Manajemen mempunyai dasar-dasar dan prinsip-prinsip yang universal, itu justru harus kita ambil alih sebaik-baiknya, seluas-luasnya dan secepat-cepatnya.
Harus kita sadari ialah bahwa dalam ilmu dan pola manajemen yang kita ambil alih dari tenaga ahli dari luar negeri itu, maka dasar-dasar dan prinsip-prinsip yang universal tadi secara sadar atau tidak sadar telah dipadukan dengan tujuan nasional dan tata nilai yang terikat kepada kebangsaan dari tenaga ahli luar negeri yang bersangkutan itu.
Kita kenai misalnya salah seorang pelopor ilmu manajemen di Amerika Serikat, Peter F. Drucker. Drucker telah melarikan diri ke Amerika Serikat dari negara asalnya, Austria, waktu negeri itu dicaplok oleh Jerman yang totaliter di bawah Hitler.

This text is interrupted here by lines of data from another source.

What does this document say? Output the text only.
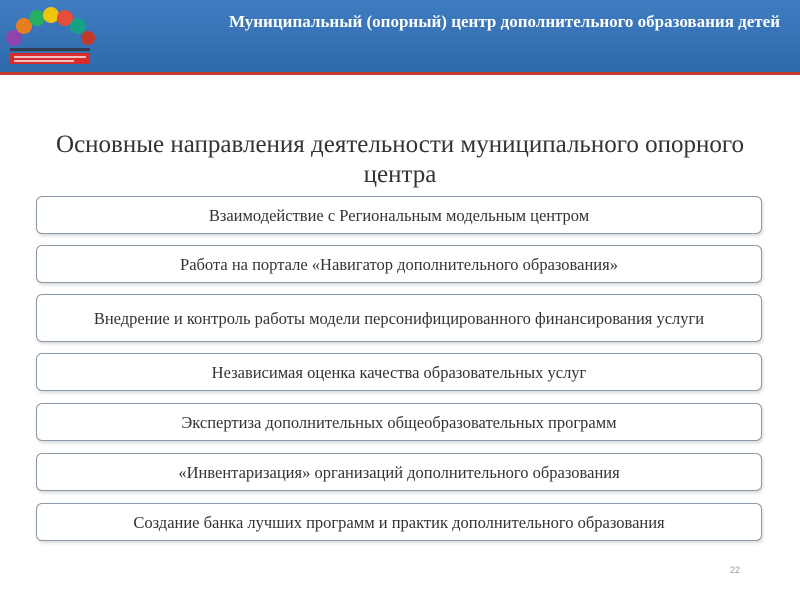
Муниципальный (опорный) центр дополнительного образования детей
Основные направления деятельности муниципального опорного центра
Взаимодействие с Региональным модельным центром
Работа на портале «Навигатор дополнительного образования»
Внедрение и контроль работы модели персонифицированного финансирования услуги
Независимая оценка качества образовательных услуг
Экспертиза дополнительных общеобразовательных программ
«Инвентаризация» организаций дополнительного образования
Создание банка лучших программ и практик дополнительного образования
22
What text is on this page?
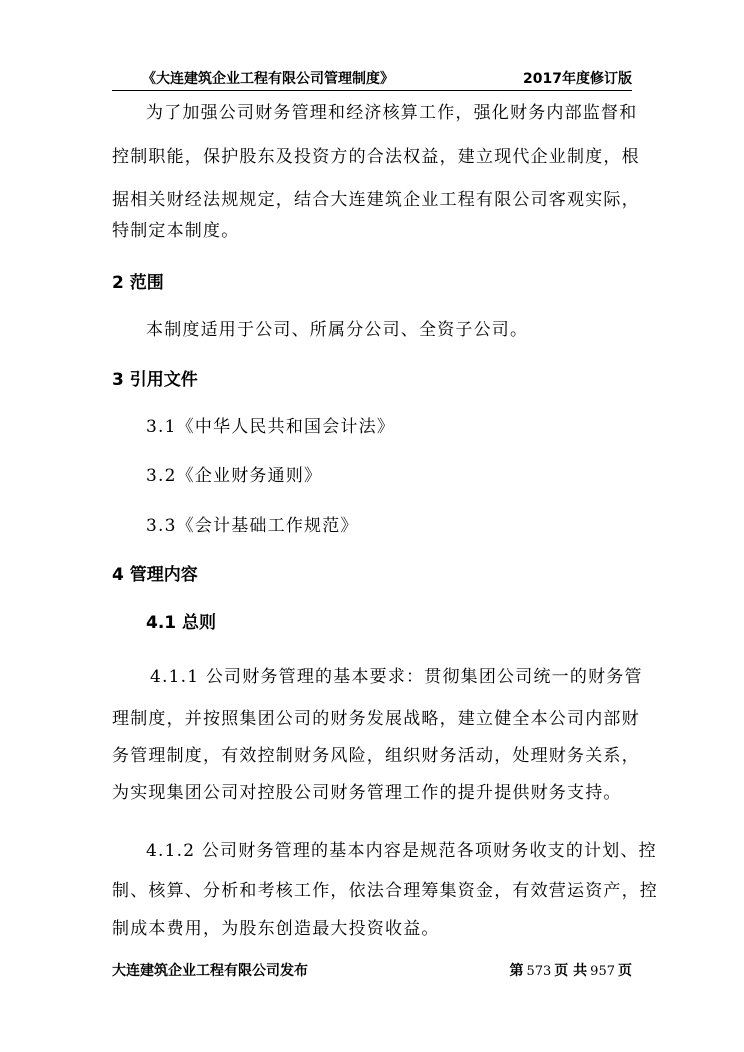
《大连建筑企业工程有限公司管理制度》	2017年度修订版
为了加强公司财务管理和经济核算工作，强化财务内部监督和
控制职能，保护股东及投资方的合法权益，建立现代企业制度，根
据相关财经法规规定，结合大连建筑企业工程有限公司客观实际，
特制定本制度。
2 范围
本制度适用于公司、所属分公司、全资子公司。
3 引用文件
3.1《中华人民共和国会计法》
3.2《企业财务通则》
3.3《会计基础工作规范》
4 管理内容
4.1 总则
4.1.1 公司财务管理的基本要求：贯彻集团公司统一的财务管
理制度，并按照集团公司的财务发展战略，建立健全本公司内部财
务管理制度，有效控制财务风险，组织财务活动，处理财务关系，
为实现集团公司对控股公司财务管理工作的提升提供财务支持。
4.1.2 公司财务管理的基本内容是规范各项财务收支的计划、控
制、核算、分析和考核工作，依法合理筹集资金，有效营运资产，控
制成本费用，为股东创造最大投资收益。
大连建筑企业工程有限公司发布	第 573 页 共 957 页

Drucker secara gigih ikut mengembangkan ilmu manajemen di tanah airnya yang baru sebagai sumbangannya dalam perjuangan masyarakat Barat yang demokratis terhadap Jerman yang totaliter.
Sebab dia yakin bahwa mutu, corak dan watak manajemen ikut menentukan kekuatan atau kelemahan masyarakat Barat yang demokratis itu dalam perjuangan melawan masyarakat Jerman yang totaliter.

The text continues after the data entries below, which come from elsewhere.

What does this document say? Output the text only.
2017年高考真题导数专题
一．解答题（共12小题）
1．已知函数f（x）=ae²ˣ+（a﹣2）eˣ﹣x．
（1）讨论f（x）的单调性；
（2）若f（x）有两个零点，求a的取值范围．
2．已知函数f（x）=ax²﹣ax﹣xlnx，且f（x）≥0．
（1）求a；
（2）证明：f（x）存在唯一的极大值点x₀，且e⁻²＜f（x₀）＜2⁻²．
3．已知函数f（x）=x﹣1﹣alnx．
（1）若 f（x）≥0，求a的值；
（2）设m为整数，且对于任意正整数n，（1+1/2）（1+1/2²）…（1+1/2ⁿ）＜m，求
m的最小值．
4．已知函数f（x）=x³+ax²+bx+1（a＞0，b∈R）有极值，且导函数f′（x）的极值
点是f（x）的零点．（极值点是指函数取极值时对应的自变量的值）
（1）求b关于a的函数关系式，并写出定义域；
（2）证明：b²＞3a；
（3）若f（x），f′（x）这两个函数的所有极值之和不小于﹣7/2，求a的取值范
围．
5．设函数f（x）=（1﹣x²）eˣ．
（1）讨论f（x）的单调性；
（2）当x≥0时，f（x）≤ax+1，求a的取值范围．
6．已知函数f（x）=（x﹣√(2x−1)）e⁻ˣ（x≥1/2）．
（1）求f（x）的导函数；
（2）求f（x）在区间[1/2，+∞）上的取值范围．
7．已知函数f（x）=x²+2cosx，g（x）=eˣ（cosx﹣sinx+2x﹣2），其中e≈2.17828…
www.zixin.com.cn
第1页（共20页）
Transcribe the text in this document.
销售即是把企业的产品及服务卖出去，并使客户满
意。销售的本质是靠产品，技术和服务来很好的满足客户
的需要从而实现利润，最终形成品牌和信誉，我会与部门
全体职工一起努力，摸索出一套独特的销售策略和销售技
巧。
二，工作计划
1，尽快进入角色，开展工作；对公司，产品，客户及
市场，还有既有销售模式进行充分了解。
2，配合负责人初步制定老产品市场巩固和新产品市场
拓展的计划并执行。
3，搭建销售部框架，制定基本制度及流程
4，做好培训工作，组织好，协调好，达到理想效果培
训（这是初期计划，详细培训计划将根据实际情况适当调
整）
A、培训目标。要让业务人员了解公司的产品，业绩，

Yang dikatakan oleh Presiden Soeharto pada dasarnya ialah sama. Yaitu bahwa mutu, corak dan watak manajemen di Indonesia akan ikut menentukan keberhasilan atau kegagalan kita dalam pembangunan nasional sebagai pengamalan Pancasila menuju tinggal landas.
Sebab manajemen yang dikembangkan dari ideologi atau pandangan hidup yang lain justru akan dapat ikut menyelewengkan kita dari tujuan kita, yaitu membangun masyarakat Pancasila yang maju, adil, makmur dan lestari.
Pandangan Presiden Soeharto itu seharusnya menjadi titik tolak dalam mengembangkan pola yang tepat bagi pendidikan dan pembinaan manajemen di Indonesia sebagai sumbangan yang penting dalam rangka pembangunan nasional sebagai pengamalan Pancasila menuju tinggal landas.
Itu berarti pendidikan dan pembinaan manajemen yang memadukan dasar-dasar dan prinsip-prinsip manajemen yang universal yang dapat menjamin kemampuan kita untuk bersaing dengan bangsa-bangsa lain, dengan nilai-nilai dan cita-cita luhur bangsa yang diungkapkan dalam Pancasila.
Selama penjajahan Belanda ada mitos seolah-olah bangsa kita tidak akan pernah merdeka. Oleh karena itu katanya bangsa kita tidak akan mampu untuk membangun angkatan perang yang modern.
Dalam waktu kurang dari satu generasi kita telah membuktikan ketidak benaran mitos yang lama itu. Sekarang ada mitos baru, seolah-olah kita tidak akan pernah berhasil untuk membangun masyarakat maju, oleh karena katanya kita tidak akan mampu mengatasi mismanajemen di semua bidang, baik di bidang pemerintah maupun di bidang swasta.
Semoga keterangan Presiden Soeharto bahwa manajemen menentukan keberhasilan atau keadaan dalam pembangunan akan mendorong kita untuk membuktikan ketidak benaran mitos baru tadi secepat-cepatnya.
Ada baiknya apabila inti dari keterangan Presiden Soeharto tadi mengenai manajemen dimasukkan dalam GBHN 1988. (RA)
…
Jakarta, Sinar Harapan
Sumber : SINAR HARAPAN (09/12/1985)
—
Dikutip sesuai tulisan dan ejaan aslinya dari buku “Presiden RI Ke II Jenderal Besar HM Soeharto dalam Berita”, Buku VIII (1985-1986), Jakarta : Antara Pustaka Utama, 2008, hal. 88-90.